I followed, glowing a little, even if I did still feel a bit off. Now I added happiness into the internal mess tormenting me. His hand held my wrist while he guided me to one of the private doors and I realized that he hadn't asked me choices this time. I liked it better that way too. It made me feel more controlled, which was something I had been missing. So much, I'd been missing the feeling of safe rules and command structure. I just wanted to forget everything for a bit.

He led me into the dungeon room from before, but this time he moved one of the spanking benches into the middle of the floor. "Come here, kitten. Let's have some fun."

"No."

Honestly, I don't know who was more shocked when it slipped out of my mouth, him or me. It was as if some demon possessed me and made me look into his eyes to say it, made me toss my hair defiantly. In the back of my head the voice of my anxiety was going crazy. Dear God, what the fuck are you doing?

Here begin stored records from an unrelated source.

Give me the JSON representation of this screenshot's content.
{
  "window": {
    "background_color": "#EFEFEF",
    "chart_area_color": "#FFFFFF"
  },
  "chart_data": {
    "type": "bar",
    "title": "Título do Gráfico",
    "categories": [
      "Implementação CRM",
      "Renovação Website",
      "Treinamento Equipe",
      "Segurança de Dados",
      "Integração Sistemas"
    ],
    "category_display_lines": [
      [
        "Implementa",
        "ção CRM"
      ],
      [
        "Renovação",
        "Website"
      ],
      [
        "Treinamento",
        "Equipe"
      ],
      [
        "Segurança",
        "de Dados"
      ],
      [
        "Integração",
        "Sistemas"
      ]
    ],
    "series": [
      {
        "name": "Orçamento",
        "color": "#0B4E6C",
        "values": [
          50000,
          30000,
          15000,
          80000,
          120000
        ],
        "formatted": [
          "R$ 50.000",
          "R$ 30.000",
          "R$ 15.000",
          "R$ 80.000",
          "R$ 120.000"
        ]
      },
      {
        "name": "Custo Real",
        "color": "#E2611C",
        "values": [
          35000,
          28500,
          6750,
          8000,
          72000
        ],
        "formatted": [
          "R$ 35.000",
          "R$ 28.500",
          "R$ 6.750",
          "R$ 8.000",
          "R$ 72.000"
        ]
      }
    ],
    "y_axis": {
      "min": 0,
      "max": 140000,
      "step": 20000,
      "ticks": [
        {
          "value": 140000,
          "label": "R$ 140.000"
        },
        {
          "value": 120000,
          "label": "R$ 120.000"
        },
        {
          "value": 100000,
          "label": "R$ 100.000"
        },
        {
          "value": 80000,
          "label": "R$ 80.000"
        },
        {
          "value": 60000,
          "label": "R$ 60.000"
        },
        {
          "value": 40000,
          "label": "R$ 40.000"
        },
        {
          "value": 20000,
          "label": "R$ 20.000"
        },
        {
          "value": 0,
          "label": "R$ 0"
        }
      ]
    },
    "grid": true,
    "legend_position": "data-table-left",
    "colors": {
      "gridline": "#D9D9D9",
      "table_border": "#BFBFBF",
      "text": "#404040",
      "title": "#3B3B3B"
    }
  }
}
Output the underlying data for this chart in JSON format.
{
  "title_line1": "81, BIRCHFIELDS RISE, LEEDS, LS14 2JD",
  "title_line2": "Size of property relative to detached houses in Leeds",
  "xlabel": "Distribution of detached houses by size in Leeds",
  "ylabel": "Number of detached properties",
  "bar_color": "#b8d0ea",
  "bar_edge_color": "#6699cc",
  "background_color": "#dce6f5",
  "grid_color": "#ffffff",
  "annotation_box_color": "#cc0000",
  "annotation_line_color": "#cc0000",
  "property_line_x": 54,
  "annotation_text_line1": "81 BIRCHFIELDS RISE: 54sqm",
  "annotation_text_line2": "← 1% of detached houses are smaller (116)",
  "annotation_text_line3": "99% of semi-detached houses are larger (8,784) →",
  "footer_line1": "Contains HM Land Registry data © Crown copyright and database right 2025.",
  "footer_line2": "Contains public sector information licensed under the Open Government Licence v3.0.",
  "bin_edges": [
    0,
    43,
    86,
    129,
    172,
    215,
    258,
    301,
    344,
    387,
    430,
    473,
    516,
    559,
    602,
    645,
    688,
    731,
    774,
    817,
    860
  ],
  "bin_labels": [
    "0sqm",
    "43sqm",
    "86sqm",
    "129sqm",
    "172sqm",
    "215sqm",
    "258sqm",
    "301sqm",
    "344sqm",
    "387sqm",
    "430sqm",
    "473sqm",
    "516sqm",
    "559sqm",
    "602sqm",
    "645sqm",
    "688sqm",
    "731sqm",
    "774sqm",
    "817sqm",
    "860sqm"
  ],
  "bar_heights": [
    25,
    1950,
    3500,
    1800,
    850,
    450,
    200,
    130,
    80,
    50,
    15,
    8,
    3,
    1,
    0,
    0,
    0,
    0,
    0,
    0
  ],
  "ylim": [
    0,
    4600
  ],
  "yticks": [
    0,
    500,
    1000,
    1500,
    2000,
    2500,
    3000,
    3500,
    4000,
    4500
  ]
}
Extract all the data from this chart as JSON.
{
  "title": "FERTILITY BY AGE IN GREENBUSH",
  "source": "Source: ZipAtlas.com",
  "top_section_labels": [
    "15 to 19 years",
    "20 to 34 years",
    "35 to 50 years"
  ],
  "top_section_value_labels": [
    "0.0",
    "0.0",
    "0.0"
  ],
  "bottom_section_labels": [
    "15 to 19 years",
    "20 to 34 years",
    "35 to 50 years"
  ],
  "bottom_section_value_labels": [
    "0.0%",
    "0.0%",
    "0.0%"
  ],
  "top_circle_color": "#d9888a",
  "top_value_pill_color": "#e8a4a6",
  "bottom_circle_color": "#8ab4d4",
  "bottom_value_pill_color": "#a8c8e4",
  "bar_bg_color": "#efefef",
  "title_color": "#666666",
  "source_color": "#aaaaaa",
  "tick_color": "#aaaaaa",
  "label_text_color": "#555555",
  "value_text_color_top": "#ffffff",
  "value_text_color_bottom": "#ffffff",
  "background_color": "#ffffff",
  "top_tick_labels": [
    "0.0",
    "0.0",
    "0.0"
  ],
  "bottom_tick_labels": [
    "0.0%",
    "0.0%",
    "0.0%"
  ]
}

"No?" His voice was soft when he spoke, but it was a different kind of soft. He tilted his head, his lips quirking in a kind of dark amusement that sent thrills spiking through my body. Heat flooded my torso while he met my stare in consideration. It was like I was a rabbit that suddenly became suicidal and he was trying to figure out why on earth it might do that. "Well, this is one direction to go in, isn't it?"

Instead of answering, I crossed my arms protectively and side skipped away from him, but his smile only broadened. Playfulness sparked in his eyes and he stepped towards me so that I sidestepped again, backing away. But the action only made him even more amused. "You're going in the wrong direction if you're actually trying to leave, kitten."